Regularized Fluctuating Lattice Boltzmann Model

TL;DR

The paper tackles the integration of thermal fluctuations into lattice Boltzmann simulations while preserving fluctuation–dissipation balance for both hydrodynamic and ghost modes. It develops a regularized fluctuating lattice Boltzmann method (Reg-FLBM) on the $D3Q27$ lattice by projecting onto a complete Hermite basis and applying recursive regularization with distinct relaxation rates for hydrodynamic and ghost modes, plus noise terms that satisfy the fluctuation–dissipation theorem. Numerical tests demonstrate that Reg-FLBM reproduces correct fluctuation amplitudes across a wide range of viscosities, outperforming the conventional BGK-FLBM in stability and accuracy, and spectral analyses confirm fidelity of the fluctuation spectra. The method scales efficiently on multi-GPU HPC platforms, enabling large-scale studies of fluctuation-driven phenomena in mesoscale and nanoscale fluids, with promising avenues including higher-order lattices, non-ideal/multi-component extensions, and improved Galilean-invariance handling.

Abstract

We introduce a regularized fluctuating lattice Boltzmann model (Reg-FLBM) for the D3Q27 lattice, which incorporates thermal fluctuations through Hermite-based projections to ensure compliance with the fluctuation-dissipation theorem.

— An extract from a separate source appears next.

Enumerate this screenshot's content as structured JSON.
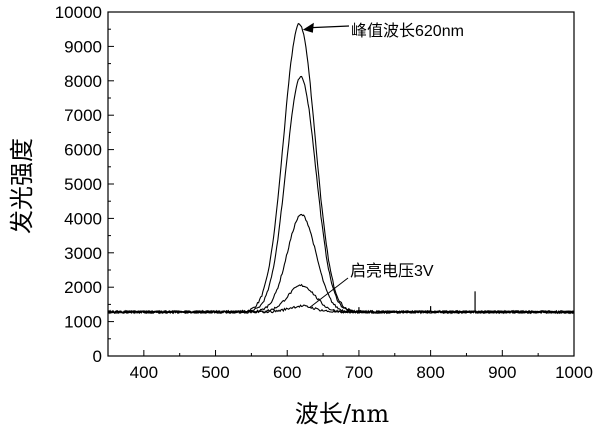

By leveraging the recursive regularization framework, the model achieves thermodynamic consistency for both hydrodynamic and ghost modes. Compared to the conventional single-relaxation-time BGK-FLBM, the Reg-FLBM provides improved stability and a more accurate description of thermal fluctuations. The implementation is optimized for large-scale parallel simulations on GPU-accelerated architectures, enabling systematic investigation of fluctuation-driven phenomena in mesoscale and nanoscale fluid systems.

Figures (3)

• Figure 1: Equilibration ratio spectra for the four main hydrodynamic fields, computed as a function of the wavevector modulus $k$, for both the BGK-FLBM (top row) and the Reg-FLBM (bottom row), at two values of the relaxation time: $\tau=0.51$ (left column) and $\tau=50.0$ (right column). Panels: (a) BGK-FLBM, $\tau=0.51$; (b) BGK-FLBM, $\tau=50.0$; (c) Reg-FLBM, $\tau=0.51$; (d) Reg-FLBM, $\tau=50.0$.
• Figure 2: Minimum and maximum values of the equilibration ratio for the total momentum, $\mathrm{ER}\left(\sum_\alpha \rho u_\alpha\right)$, as a function of the relaxation time $\tau$, for the Reg-FLBM (blue, circles and squares) and the BGK-FLBM (orange, triangles and diamonds). For each value of $\tau$, the minimum and maximum deviation from unity are computed over all wavevector magnitudes $|\mathbf{k}|$ in the range $4 \leq |\mathbf{k}| \leq 64$.
• Figure 3: Weak scaling of GLUPS (Giga Lattice Updates Per Second) as a function of the number of GPUs, $N_{\mathrm{GPU}}$, for the regularized fluctuating (Reg-FLBM) and regularized non-fluctuating (Reg-LBM) models on Leonardo at CINECA. Each GPU handles a $256^3$ subdomain. Dashed and dotted lines show ideal speedup. Both models achieve nearly ideal scaling up to 64 GPUs, with Reg-FLBM reflecting the additional cost of fluctuations.